Other AI industries include banking and insurance, healthcare, retail, telecommunications and transportation, as well as utilities.

What is AI good for?

Two main purposes for AI are:

* Prediction - AI systems are capable of predicting future events. AI systems can also be used by self-driving vehicles to detect traffic lights and make sure they stop at red ones.

* Decision making-AI systems can make our decisions. As an example, your smartphone can recognize faces to suggest friends or make calls.

How does AI work?

An algorithm is a set of instructions that tells a computer how to solve a problem. An algorithm can be described in a series of steps. Each step is assigned a condition which determines when it should be executed. A computer executes each instruction sequentially until all conditions are met. This continues until the final results are achieved.

Let's say, for instance, you want to find 5. It is possible to write down every number between 1-10, calculate the square root for each and then take the average. It's not practical. Instead, write the following formula.

sqrt(x) x^0.5

This says to square the input, divide it by 2, then multiply by 0.5.

This is the same way a computer works. It takes your input, squares and multiplies by 2 to get 0.5. Finally, it outputs the answer.

How does AI impact the workplace?

It will change our work habits. We can automate repetitive tasks, which will free up employees to spend their time on more valuable activities.

It will improve customer service and help businesses deliver better products and services.

It will allow us to predict future trends and opportunities.

It will allow organizations to gain a competitive advantage over their competitors.

Companies that fail AI will suffer.

Statistics

• While all of it is still what seems like a far way off, the future of this technology presents a Catch-22, able to solve the world's problems and likely to power all the A.I. systems on earth, but also incredibly dangerous in the wrong hands. (forbes.com)
• In 2019, AI adoption among large companies increased by 47% compared to 2018, according to the latest Artificial IntelligenceIndex report. (marsner.com)
• In the first half of 2017, the company discovered and banned 300,000 terrorist-linked accounts, 95 percent of which were found by non-human, artificially intelligent machines. (builtin.com)
• Additionally, keeping in mind the current crisis, the AI is designed in a manner where it reduces the carbon footprint by 20-40%. (analyticsinsight.net)
• The company's AI team trained an image recognition model to 85 percent accuracy using billions of public Instagram photos tagged with hashtags. (builtin.com)

External Links

hbr.org

• Knowledge Management - Just-in Time Delivery
• How AI Is Taking the Scut Work Out of Health Care

mckinsey.com

• Survey: AI adoption shows its value, but has limited scale impact
• McKinsey’s AI survey continues to show growth and highlights critical best practices.

medium.com

• 4 Robotic Process Automation - Applications in Healthcare Industry
• Richard Craib

forbes.com

• There is no Machine Learning Platform.
• Growing at 300% to $8.5 billion, Betterment offers fee, Tax edge

How To

How to make Siri talk while charging

Siri can do many different things, but Siri cannot speak back.
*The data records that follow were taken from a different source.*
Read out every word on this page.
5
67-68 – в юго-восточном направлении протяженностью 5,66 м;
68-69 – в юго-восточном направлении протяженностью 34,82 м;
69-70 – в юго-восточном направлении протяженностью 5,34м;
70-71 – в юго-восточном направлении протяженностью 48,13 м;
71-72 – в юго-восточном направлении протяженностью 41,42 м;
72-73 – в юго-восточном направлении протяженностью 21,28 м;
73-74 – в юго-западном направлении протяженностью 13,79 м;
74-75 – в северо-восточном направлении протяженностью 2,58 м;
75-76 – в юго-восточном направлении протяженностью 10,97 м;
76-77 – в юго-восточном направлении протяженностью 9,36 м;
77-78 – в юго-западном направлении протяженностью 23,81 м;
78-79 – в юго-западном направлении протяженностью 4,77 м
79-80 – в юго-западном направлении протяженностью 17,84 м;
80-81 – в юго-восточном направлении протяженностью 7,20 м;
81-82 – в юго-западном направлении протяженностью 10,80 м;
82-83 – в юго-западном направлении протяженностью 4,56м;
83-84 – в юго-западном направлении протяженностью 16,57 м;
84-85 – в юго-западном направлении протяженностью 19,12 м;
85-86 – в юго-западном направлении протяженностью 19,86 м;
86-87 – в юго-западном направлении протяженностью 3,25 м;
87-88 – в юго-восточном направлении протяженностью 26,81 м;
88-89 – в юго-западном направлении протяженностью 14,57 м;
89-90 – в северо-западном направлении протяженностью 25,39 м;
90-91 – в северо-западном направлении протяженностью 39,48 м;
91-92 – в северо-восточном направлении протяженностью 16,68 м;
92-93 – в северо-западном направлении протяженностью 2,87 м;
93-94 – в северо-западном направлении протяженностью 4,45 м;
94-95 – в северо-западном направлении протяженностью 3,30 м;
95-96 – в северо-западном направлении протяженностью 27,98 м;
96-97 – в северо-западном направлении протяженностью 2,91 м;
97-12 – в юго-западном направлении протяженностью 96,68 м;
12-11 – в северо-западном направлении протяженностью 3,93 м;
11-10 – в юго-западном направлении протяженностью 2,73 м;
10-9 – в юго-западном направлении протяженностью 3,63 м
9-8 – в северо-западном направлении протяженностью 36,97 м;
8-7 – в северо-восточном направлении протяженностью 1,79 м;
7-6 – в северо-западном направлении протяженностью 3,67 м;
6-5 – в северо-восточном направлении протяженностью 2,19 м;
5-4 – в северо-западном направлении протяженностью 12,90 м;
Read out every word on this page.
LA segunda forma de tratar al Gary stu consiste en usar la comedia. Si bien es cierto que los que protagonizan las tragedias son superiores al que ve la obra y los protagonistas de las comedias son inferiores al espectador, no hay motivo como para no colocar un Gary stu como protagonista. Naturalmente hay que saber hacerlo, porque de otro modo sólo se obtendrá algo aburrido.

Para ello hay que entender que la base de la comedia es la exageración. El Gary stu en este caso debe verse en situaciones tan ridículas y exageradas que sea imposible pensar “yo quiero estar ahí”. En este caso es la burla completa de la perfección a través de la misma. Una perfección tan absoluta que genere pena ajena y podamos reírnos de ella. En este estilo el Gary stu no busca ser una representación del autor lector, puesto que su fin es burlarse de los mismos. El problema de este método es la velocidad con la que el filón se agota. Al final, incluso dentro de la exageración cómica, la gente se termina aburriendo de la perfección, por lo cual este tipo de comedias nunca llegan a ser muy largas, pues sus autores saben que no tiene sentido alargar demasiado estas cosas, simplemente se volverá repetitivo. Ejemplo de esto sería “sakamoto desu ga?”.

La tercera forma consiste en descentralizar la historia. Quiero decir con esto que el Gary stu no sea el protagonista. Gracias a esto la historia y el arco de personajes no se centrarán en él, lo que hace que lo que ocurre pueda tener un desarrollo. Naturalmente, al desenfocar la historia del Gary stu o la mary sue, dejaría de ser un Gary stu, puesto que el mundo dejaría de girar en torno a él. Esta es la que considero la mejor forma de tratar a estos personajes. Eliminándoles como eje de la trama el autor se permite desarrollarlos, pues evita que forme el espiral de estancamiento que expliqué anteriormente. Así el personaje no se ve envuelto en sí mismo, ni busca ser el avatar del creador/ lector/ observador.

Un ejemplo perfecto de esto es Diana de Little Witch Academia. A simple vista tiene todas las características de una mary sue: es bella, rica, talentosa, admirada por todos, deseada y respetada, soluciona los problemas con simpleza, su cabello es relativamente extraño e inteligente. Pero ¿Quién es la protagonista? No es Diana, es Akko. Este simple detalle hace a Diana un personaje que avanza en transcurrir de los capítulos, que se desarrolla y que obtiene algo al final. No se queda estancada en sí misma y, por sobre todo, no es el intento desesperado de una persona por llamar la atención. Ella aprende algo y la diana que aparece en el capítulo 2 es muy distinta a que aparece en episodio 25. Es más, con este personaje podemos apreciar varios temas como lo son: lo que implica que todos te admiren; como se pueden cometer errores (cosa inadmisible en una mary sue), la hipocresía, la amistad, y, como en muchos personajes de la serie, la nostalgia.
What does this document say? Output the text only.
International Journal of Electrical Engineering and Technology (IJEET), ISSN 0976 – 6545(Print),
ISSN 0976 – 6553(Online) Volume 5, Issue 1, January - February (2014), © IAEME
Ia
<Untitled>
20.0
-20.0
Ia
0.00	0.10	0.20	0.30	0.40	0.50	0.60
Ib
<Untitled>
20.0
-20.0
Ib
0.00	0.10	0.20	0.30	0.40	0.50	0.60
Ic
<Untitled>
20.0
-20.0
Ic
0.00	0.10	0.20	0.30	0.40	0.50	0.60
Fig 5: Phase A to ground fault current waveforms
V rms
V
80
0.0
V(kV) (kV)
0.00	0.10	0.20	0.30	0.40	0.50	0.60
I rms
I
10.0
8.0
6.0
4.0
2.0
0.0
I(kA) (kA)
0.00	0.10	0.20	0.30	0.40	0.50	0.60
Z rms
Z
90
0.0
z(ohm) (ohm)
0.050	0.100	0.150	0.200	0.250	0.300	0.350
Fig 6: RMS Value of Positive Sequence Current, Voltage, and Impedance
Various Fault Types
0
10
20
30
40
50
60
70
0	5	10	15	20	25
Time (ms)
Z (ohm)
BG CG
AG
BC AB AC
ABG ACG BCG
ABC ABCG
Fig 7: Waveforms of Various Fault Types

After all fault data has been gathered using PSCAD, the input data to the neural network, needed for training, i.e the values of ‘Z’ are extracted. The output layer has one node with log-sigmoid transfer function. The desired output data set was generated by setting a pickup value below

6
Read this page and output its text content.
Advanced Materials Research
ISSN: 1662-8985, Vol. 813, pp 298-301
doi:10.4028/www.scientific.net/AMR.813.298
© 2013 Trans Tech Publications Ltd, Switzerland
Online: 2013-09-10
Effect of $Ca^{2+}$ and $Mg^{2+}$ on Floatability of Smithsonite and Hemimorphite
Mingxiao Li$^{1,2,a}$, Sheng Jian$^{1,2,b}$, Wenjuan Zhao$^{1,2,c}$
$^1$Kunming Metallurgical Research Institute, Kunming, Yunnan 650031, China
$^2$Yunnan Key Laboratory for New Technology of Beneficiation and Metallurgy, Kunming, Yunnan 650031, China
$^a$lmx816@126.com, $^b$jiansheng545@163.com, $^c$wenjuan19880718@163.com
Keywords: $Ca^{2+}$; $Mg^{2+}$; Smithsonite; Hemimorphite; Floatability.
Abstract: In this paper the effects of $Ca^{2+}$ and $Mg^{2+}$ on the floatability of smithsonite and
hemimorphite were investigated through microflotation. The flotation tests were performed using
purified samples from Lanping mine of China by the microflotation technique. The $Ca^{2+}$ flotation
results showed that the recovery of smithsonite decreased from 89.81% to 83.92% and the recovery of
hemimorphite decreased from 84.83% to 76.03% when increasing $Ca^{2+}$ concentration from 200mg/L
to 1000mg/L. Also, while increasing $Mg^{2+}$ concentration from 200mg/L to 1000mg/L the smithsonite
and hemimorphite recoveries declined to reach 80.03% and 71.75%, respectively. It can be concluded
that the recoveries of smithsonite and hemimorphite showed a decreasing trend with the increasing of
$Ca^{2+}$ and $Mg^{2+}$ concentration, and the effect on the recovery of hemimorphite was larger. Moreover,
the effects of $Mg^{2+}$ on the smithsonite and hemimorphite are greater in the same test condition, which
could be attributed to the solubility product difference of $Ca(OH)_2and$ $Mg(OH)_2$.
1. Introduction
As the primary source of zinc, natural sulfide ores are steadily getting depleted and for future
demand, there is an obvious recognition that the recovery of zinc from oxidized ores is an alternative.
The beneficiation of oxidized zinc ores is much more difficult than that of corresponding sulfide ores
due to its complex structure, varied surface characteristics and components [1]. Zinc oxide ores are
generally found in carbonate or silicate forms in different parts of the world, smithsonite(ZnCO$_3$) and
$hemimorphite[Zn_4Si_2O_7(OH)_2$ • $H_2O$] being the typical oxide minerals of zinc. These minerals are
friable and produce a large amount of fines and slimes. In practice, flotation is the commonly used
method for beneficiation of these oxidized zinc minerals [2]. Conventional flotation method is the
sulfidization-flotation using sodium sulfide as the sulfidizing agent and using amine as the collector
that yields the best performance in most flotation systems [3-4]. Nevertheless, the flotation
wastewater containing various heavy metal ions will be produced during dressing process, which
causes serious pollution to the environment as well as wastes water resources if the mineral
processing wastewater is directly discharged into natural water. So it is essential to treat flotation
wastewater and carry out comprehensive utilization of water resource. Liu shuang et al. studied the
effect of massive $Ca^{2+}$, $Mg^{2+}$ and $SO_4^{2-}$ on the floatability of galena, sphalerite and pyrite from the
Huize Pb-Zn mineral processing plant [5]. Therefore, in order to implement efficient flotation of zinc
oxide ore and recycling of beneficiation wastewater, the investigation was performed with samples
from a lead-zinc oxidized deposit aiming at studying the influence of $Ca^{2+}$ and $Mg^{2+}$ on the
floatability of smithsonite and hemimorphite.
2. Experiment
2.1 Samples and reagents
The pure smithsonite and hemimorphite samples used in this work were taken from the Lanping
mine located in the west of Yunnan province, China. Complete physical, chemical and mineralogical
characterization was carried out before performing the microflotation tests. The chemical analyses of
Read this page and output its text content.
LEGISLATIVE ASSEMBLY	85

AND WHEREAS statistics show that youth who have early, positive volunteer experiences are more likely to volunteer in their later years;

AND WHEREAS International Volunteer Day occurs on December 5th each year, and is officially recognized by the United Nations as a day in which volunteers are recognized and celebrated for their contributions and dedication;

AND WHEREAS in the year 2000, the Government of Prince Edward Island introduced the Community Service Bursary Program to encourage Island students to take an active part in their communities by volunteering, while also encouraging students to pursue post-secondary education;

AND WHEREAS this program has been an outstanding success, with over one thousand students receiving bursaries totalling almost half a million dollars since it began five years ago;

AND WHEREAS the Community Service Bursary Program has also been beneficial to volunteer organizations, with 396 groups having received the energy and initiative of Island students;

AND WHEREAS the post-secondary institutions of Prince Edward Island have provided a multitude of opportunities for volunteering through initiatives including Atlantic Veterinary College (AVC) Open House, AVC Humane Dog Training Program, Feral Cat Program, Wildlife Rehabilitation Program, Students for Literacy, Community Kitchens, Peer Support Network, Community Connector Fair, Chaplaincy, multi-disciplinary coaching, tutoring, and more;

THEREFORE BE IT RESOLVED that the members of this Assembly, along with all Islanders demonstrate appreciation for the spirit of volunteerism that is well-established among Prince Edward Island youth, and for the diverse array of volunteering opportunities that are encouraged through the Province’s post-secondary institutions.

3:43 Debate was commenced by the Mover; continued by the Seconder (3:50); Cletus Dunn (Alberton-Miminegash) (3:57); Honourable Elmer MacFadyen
This is due to the fact that your iPhone does NOT have a microphone. Bluetooth or another method is required to make Siri respond to you.

Here's how to make Siri speak when charging.

1. Select "Speak When locked" under "When using Assistive Touch."
2. To activate Siri, hold down the home button two times.
3. Siri can be asked to speak.
4. Say, "Hey Siri."
5. Say "OK."
6. Speak up and tell me something.
7. Say "I'm bored," "Play some music," "Call my friend," "Remind me about, ""Take a picture," "Set a timer," "Check out," and so on.
8. Speak "Done."
9. If you wish to express your gratitude, say "Thanks!"
10. Remove the battery cover (if you're using an iPhone X/XS).
11. Reinstall the battery.
12. Connect the iPhone to your computer.
13. Connect the iPhone to iTunes.
14. Sync the iPhone
15. Switch on the toggle switch for "Use Toggle".